# TC and Clapton Coils



## YeOldeOke (10/4/16)

Man, have things changed since last I vaped. Find myself a noob on quite a few issues. So here's me next learning curve - TC and clapton coils.

Never used a clapton coil. But after reading up a bit seems like I must give it a go in my quest for Flavour Nirvana.

I currently run s/s 26g coils on istick tc 120w. I want to stay with s/s as the core coz kanthal's no good for tc. 

Thinnest s/s wire for the wrap I can find here in za seems to be 28g. 26g core with 28g wrap seems wrong. Now apparently you can use kanthal for the wrap in tc as the current basically just runs through the core?

Some pointers on s/s clapton coils would be greatly appreciated.


----------



## Ezekiel (10/4/16)

Hi @YeOldeOke 

Yeah, I've also been on the hunt before for 30/32 AWG SS. I would suggest posting in the "Who has stock?" forum - maybe there is a smaller/less online vendor somewhere who has some, or will bring some in - it can't hurt. Otherwise, I know there is someone in SA selling some pre-Claptonned SS wire, which is apparently very good.

You can also try using 28 AWG for the wrapping - SS 28 AWG is much more flimsy than Kanthal 28 AWG. I haven't tried it, but maybe it works?

You can use a 24/26 AWG SS core, and wrap it with high gauge Kanthal. However, I suspect you will have a problem with the SS' accuracy, since the resistance of the actual wire will be quite low, and wrapping it will bring the TCR down even further (I guess). You might actually have more luck with a higher gauge SS core if you can manage to Clapton it. 

Personally, I would suggest using Ti as the core.

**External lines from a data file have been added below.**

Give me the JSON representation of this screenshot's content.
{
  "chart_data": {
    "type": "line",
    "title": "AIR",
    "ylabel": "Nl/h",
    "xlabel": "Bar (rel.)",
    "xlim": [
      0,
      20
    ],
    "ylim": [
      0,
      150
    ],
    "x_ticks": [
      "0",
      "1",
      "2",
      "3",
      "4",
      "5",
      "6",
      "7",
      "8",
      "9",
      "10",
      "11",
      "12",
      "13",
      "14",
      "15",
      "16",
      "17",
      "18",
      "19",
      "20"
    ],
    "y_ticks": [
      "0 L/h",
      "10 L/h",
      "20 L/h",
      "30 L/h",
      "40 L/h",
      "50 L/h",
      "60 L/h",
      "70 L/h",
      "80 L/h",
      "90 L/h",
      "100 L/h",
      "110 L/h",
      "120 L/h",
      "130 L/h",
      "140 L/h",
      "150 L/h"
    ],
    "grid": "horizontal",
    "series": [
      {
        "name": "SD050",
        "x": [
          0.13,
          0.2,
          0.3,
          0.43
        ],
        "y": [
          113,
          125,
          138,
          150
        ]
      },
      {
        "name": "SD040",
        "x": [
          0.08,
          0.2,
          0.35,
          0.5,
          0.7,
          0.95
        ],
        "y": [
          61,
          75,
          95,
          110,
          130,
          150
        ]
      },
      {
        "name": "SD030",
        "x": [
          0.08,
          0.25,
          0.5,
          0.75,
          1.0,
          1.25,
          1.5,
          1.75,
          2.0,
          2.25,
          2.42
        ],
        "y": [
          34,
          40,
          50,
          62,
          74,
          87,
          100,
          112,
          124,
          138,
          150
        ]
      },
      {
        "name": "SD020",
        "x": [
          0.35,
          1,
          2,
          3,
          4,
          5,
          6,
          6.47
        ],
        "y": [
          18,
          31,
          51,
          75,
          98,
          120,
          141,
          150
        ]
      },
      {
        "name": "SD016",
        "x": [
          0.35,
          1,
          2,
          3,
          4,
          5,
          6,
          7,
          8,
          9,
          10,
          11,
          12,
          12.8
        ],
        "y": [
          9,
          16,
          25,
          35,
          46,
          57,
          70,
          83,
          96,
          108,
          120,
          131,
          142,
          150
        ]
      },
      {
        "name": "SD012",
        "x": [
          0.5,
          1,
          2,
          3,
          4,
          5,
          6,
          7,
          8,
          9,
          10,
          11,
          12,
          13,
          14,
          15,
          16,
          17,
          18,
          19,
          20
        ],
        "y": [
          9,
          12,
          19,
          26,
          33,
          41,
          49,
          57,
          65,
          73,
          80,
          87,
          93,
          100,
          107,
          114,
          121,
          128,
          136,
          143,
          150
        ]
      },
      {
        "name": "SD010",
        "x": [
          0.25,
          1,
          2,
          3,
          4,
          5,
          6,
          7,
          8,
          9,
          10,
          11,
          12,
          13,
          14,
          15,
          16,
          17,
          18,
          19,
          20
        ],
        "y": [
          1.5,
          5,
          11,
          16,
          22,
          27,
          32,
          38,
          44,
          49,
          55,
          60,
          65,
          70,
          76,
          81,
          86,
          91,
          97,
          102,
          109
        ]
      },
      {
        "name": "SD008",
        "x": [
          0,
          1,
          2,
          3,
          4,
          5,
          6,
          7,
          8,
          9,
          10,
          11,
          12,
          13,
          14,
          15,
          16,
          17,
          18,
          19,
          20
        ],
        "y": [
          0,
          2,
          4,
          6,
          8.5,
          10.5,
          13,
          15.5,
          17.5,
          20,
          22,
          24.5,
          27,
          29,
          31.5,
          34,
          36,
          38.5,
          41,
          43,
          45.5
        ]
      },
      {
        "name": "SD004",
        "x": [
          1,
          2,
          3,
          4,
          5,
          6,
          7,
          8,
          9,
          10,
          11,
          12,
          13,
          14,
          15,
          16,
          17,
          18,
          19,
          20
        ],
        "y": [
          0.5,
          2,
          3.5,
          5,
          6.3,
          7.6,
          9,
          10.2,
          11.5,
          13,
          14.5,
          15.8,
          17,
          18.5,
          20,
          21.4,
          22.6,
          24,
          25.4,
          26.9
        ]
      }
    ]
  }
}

It is very sturdy wire, so I actually think wrapping it will be easier, and it is very accurate, even when you start dropping the resistance. Alternatively, you can make a Ni/SS twisted core and wrap around it - a single Ni strand anywhere in the mesh will give you all the TC accuracy you need.

Finally, before you start jumping into Clapton and TC (which can work wonders some days, but can be a mess with getting the correct TCR on others), have you tried twisting multiple SS strands together? It is very fun, and it does the same as Claptonning - increasing the surface area. Much easier though, and you won't need any additional wire.

Reactions: Informative 1


----------



## YeOldeOke (10/4/16)

@Ezekiel Thanks for that very informative post. There's some interesting points.

Twisted 26g s/s.... That would halve the resistance. On double coils that may be a bit lower than I would want to go. Not morally.

All I have is 26g s/s and 28g kanthal. Think, given the points re TC you raise, I don't want to buy a lotta stuff that may not work. Maybe I'll just get 10 s/s clapton coils from slowtech and see how they do, when and if they arrive. Their wire be a lot cheaper as well.
https://www.fasttech.com/products/3...uthentic-mkws-316l-stainless-steel-pre-coiled


----------